Multi-row transactions for querying Kudu tables

When you use Impala to query Kudu tables, you can insert multiple rows into a Kudu table in a single transaction. This broader transactional support between Kudu and Impala is available to you at a query level and at a session level.

Using multi-row transaction capability

To enable this multi-row transaction capability, you must create a mapping between the Impala and Kudu tables if you want to use Impala to query Kudu tables. Kudu provides the Impala query to map to an existing Kudu table in the web UI. See the links provided under Related Information for mapping information.

Using this multi-row transaction capability, you will benefit from having broader transactional support in Kudu and Impala. You can control this multi-row transaction feature by using the following query option. You may set this option at per-query or per-session level.

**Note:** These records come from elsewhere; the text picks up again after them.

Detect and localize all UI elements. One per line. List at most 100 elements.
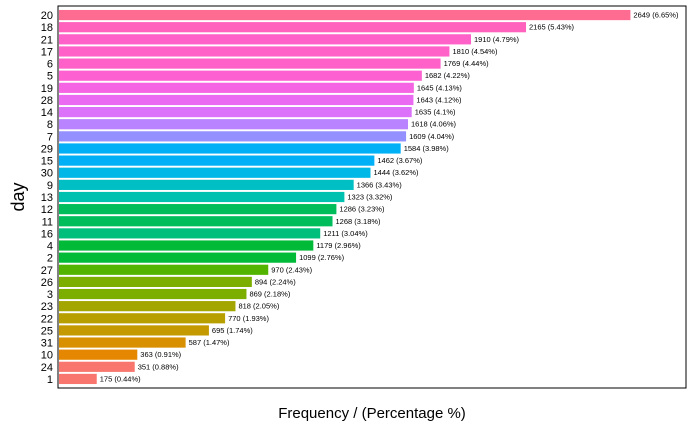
bar-day-23 (59, 301, 236, 312)
bar-day-30 (59, 167, 371, 178)
y-tick-label: 4 (47, 241, 53, 253)
data-label: 970 (2.43%) (271, 265, 312, 274)
data-label: 1366 (3.43%) (357, 180, 403, 189)
data-label: 818 (2.05%) (238, 302, 279, 311)
data-label: 1643 (4.12%) (416, 95, 462, 104)
data-label: 1810 (4.54%) (452, 47, 498, 56)
bar-day-27 (59, 264, 269, 275)
y-tick-label: 25 (41, 325, 53, 337)
bar-day-11 (59, 216, 333, 227)
bar-day-17 (59, 46, 450, 57)
data-label: 1645 (4.13%) (417, 83, 463, 92)
y-tick-label: 9 (47, 180, 53, 192)
y-tick-label: 15 (41, 156, 53, 168)
bar-day-3 (59, 288, 247, 300)
y-tick-label: 17 (41, 46, 53, 58)
data-label: 2165 (5.43%) (529, 23, 575, 32)
bar-day-8 (59, 119, 409, 130)
data-labels-group: 2649 (6.65%) 2165 (5.43%) 1910 (4.79%) 1810… (100, 11, 679, 384)
bar-day-16 (59, 228, 321, 239)
data-label: 2649 (6.65%) (633, 11, 679, 20)
bar-day-22 (59, 313, 226, 324)
data-label: 1179 (2.96%) (316, 241, 361, 250)
y-tick-label: 3 (47, 289, 53, 301)
y-tick-label: 1 (47, 374, 53, 386)
data-label: 1462 (3.67%) (377, 156, 423, 165)
bar-day-13 (59, 191, 345, 203)
y-tick-label: 12 (41, 204, 53, 216)
data-label: 1769 (4.44%) (444, 59, 490, 68)
data-label: 363 (0.91%) (140, 350, 181, 359)
data-label: 1584 (3.98%) (404, 144, 450, 153)
bar-day-5 (59, 70, 422, 81)
y-tick-label: 31 (41, 338, 53, 350)
bar-day-31 (59, 337, 186, 348)
data-label: 869 (2.18%) (249, 290, 290, 299)
y-tick-label: 26 (41, 277, 53, 289)
y-tick-label: 14 (41, 107, 53, 119)
bar-day-4 (59, 240, 314, 251)
y-axis-title: day (8, 182, 28, 211)
bar-day-24 (59, 361, 135, 372)
bar-day-29 (59, 143, 401, 154)
y-tick-label: 13 (41, 192, 53, 204)
y-tick-label: 5 (47, 71, 53, 83)
y-tick-label: 20 (41, 10, 53, 22)
y-tick-label: 29 (41, 143, 53, 155)
bar-day-20 (59, 9, 631, 21)
data-label: 1635 (4.1%) (415, 108, 456, 117)
y-tick-label: 22 (41, 313, 53, 325)
y-tick-label: 27 (41, 265, 53, 277)
data-label: 894 (2.24%) (255, 277, 296, 286)
bar-day-9 (59, 179, 354, 190)
bar-day-21 (59, 34, 472, 45)
bars-group (59, 9, 631, 385)
y-tick-label: 24 (41, 362, 53, 374)
y-tick-label: 28 (41, 95, 53, 107)
data-label: 587 (1.47%) (189, 338, 230, 347)
data-label: 1682 (4.22%) (425, 71, 471, 80)
bar-day-2 (59, 252, 297, 263)
bar-day-26 (59, 276, 252, 287)
y-tick-labels: 2018211765192814872915309131211164227263… (41, 10, 53, 386)
bar-day-1 (59, 373, 97, 385)
data-label: 1609 (4.04%) (409, 132, 455, 141)
bar-day-19 (59, 82, 414, 93)
data-label: 1323 (3.32%) (347, 193, 393, 202)
y-tick-label: 23 (41, 301, 53, 313)
y-tick-label: 30 (41, 168, 53, 180)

set ENABLE_KUDU_TRANSACTION=true

The following example shows how to insert three rows into a table in a single transaction.

Example:

  1. Create table kudu-test-tbl-1.
    create table kudu-test-tbl-1 (a int primary key, b string) partition by hash(a) partitions 8 stored as kudu;
  2. Enable the multi-row transaction feature at the query level.
    set ENABLE_KUDU_TRANSACTION=true;
  3. Insert three rows into the newly created table in a single transaction.
    insert into {0} values (0, 'a'), (1, 'b'), (2, 'c');
  4. Verify the number of rows of this table.
    select count(*) from kudu-test-tbl-1;

When you enable this option, each impala statement is executed as part of a new transaction. If the statement is executed successfully then the Impala Coordinator commits the transaction. If there is an error returned by Kudu then Impala aborts the transaction.

This applies to the following statements:

  • INSERT
  • CREATE TABLE AS SELECT

Advantages of using this capability

You can now easily build and manage Kudu applications, especially when Impala is used to interact with the data in the Kudu table. This capability provides the ability to:

  • Atomically do a bulk ingest.
  • Automatically insert rows into multiple tables.